Before debating numbers


  • Fairness to all businesses (not just legacy or COVID-era participants)

  • Protection of taxpayer-funded revenues (parking offsets)

  • Consistency with permanent patio operators who already pay rent + taxes year-round

  • Administrative feasibility (staff capacity and cost)

  • Future alignment with the Queen/Picton Master Plan



Once those principles are set, many of the proposed compromises naturally fall away.



2. Treat parking spaces as public assets, not business entitlements



Staff’s ~$36,000 per space valuation wasn’t arbitrary—it was grounded in lost parking revenue, which directly offsets taxpayer costs.


Given that:


  • A counter-offer of $7,000 per season represents a subsidy, not a compromise

  • Especially when:


    • The patios are exclusive-use

    • The businesses keep 100% of the revenue

    • Removal in off-season was refused

  • My position:

If a business wants to lease a public parking space below market value, it must either:


  • Accept seasonal removal, or

  • Participate in a rotational / shared program open to all eligible operators



If neither condition is acceptable, the lease does not meet the public-interest test.



3. Reject the “COVID-only” eligibility argument



I was very firm here.


The argument that patios should only be offered to those who participated during COVID:


  • No longer meets an equity or emergency rationale

  • Actively disadvantages the other 30+ food establishments

  • Creates a two-tier business environment on Queen/Picton



Recommendation I made:


If patios exist on public land, they must be available through a transparent, competitive, and equal-access framework.

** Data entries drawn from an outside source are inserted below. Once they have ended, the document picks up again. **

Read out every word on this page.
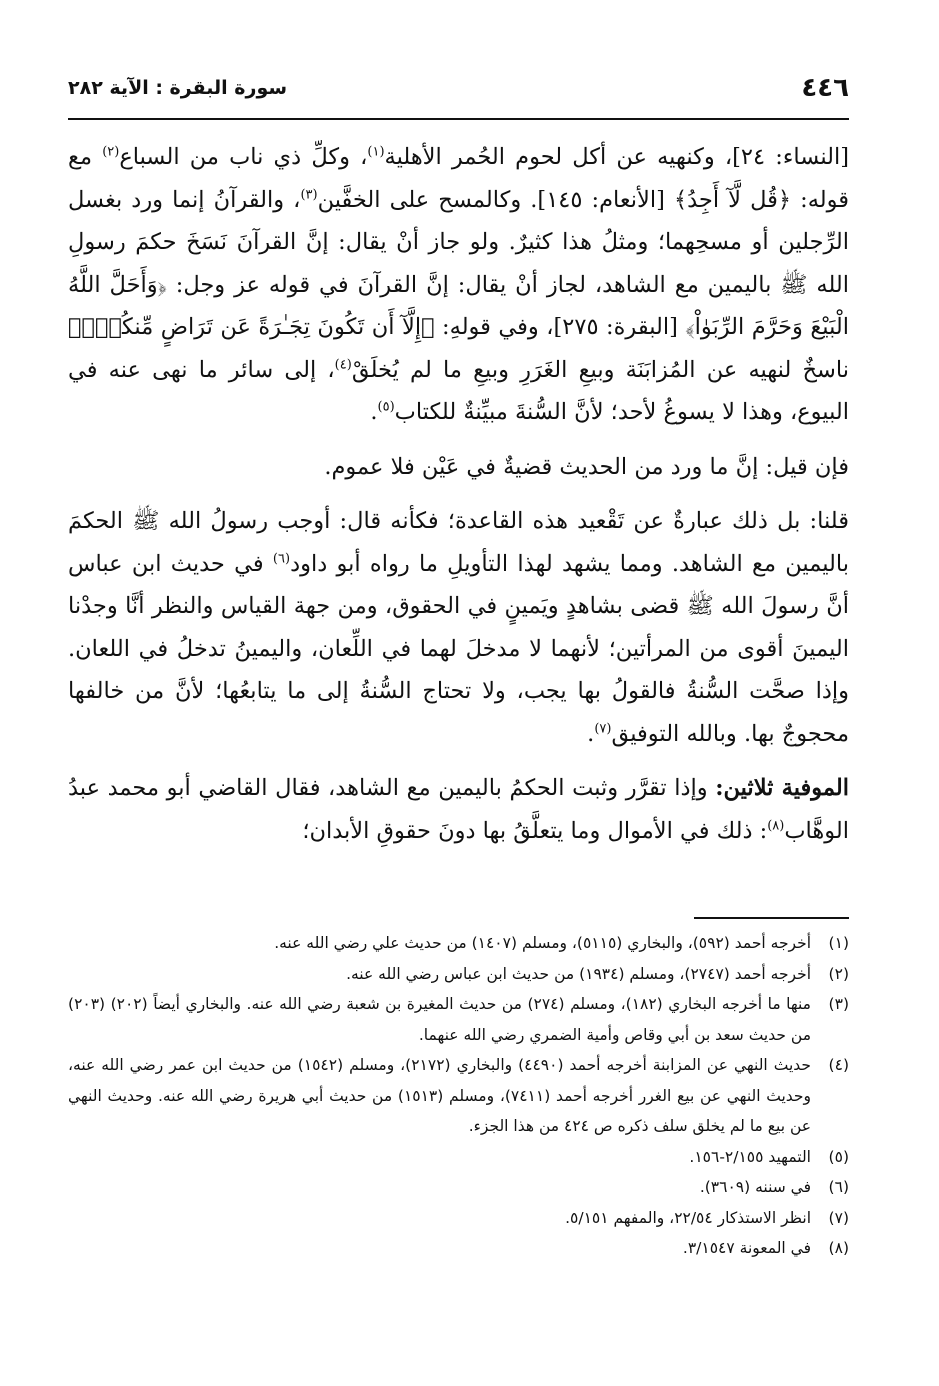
٤٤٦
سورة البقرة : الآية ٢٨٢

[النساء: ٢٤]، وكنهيه عن أكل لحوم الحُمر الأهلية$^{(١)}$، وكلِّ ذي ناب من السباع$^{(٢)}$ مع قوله: ﴿قُل لَّآ أَجِدُ﴾ [الأنعام: ١٤٥]. وكالمسح على الخفَّين$^{(٣)}$، والقرآنُ إنما ورد بغسل الرِّجلين أو مسحِهما؛ ومثلُ هذا كثيرٌ. ولو جاز أنْ يقال: إنَّ القرآنَ نَسَخَ حكمَ رسولِ الله ﷺ باليمين مع الشاهد، لجاز أنْ يقال: إنَّ القرآنَ في قوله عز وجل: ﴿وَأَحَلَّ اللَّهُ الْبَيْعَ وَحَرَّمَ الرِّبَوٰاْ﴾ [البقرة: ٢٧٥]، وفي قولهِ: ﴿إِلَّآ أَن تَكُونَ تِجَـٰرَةً عَن تَرَاضٍ مِّنكُمْۚ﴾ ناسخٌ لنهيه عن المُزابَنَة وبيعِ الغَرَرِ وبيعِ ما لم يُخلَقْ$^{(٤)}$، إلى سائر ما نهى عنه في البيوع، وهذا لا يسوغُ لأحد؛ لأنَّ السُّنةَ مبيِّنةٌ للكتاب$^{(٥)}$.

فإن قيل: إنَّ ما ورد من الحديث قضيةٌ في عَيْن فلا عموم.

قلنا: بل ذلك عبارةٌ عن تَقْعيد هذه القاعدة؛ فكأنه قال: أوجب رسولُ الله ﷺ الحكمَ باليمين مع الشاهد. ومما يشهد لهذا التأويلِ ما رواه أبو داود$^{(٦)}$ في حديث ابن عباس أنَّ رسولَ الله ﷺ قضى بشاهدٍ ويَمينٍ في الحقوق، ومن جهة القياس والنظر أنَّا وجدْنا اليمينَ أقوى من المرأتين؛ لأنهما لا مدخلَ لهما في اللِّعان، واليمينُ تدخلُ في اللعان. وإذا صحَّت السُّنةُ فالقولُ بها يجب، ولا تحتاج السُّنةُ إلى ما يتابعُها؛ لأنَّ من خالفها محجوجٌ بها. وبالله التوفيق$^{(٧)}$.

الموفية ثلاثين: وإذا تقرَّر وثبت الحكمُ باليمين مع الشاهد، فقال القاضي أبو محمد عبدُ الوهَّاب$^{(٨)}$: ذلك في الأموال وما يتعلَّقُ بها دونَ حقوقِ الأبدان؛

(١)
أخرجه أحمد (٥٩٢)، والبخاري (٥١١٥)، ومسلم (١٤٠٧) من حديث علي رضي الله عنه.

(٢)
أخرجه أحمد (٢٧٤٧)، ومسلم (١٩٣٤) من حديث ابن عباس رضي الله عنه.

(٣)
منها ما أخرجه البخاري (١٨٢)، ومسلم (٢٧٤) من حديث المغيرة بن شعبة رضي الله عنه. والبخاري أيضاً (٢٠٢) (٢٠٣) من حديث سعد بن أبي وقاص وأمية الضمري رضي الله عنهما.

(٤)
حديث النهي عن المزابنة أخرجه أحمد (٤٤٩٠) والبخاري (٢١٧٢)، ومسلم (١٥٤٢) من حديث ابن عمر رضي الله عنه، وحديث النهي عن بيع الغرر أخرجه أحمد (٧٤١١)، ومسلم (١٥١٣) من حديث أبي هريرة رضي الله عنه. وحديث النهي عن بيع ما لم يخلق سلف ذكره ص ٤٢٤ من هذا الجزء.

(٥)
التمهيد ٢/١٥٥-١٥٦.

(٦)
في سننه (٣٦٠٩).

(٧)
انظر الاستذكار ٢٢/٥٤، والمفهم ٥/١٥١.

(٨)
في المعونة ٣/١٥٤٧.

Anything else exposes the Town to reputational and legal risk.



4. Respect staff capacity and cost realities


Staff clearly signaled:


  • The work required to do this properly

  • The need for:


    • Surveys

    • Planning analysis

    • Enforcement framework

    • Additional staffing


  • A non-trivial cost to accelerate it


In the final year of term, I agreed with staff’s professional advice and said:


“If Council is not prepared to fund and resource this fully, we should not ask staff to rush a half-measure.”


That is responsible governance.



5. Use permanent patio data as the fairness benchmark



The rent and tax figures you shared are critical—and often ignored in public debate:


  • $29k–$32k monthly rent

  • ~$50k–$56k annual property taxes

  • Paid 12 months a year, regardless of season or weather



Against that backdrop:


  • A seasonal fee for exclusive public land use is indefensible

  • Especially when permanent operators are effectively subsidizing Town services year-round




6. The decision I would ultimately supported



Given everything:


✔️ Allow staff to pause

✔️ Defer the issue to the Queen/Picton Master Plan

✔️ Avoid creating an inequitable, underpriced, staff-intensive program in the final year

✔️ Maintain fairness for permanent operators and taxpayers

✔️ Preserve optionality for a proper, town-wide patio strategy later


That is not “killing patios.”

That is refusing to rush a flawed policy.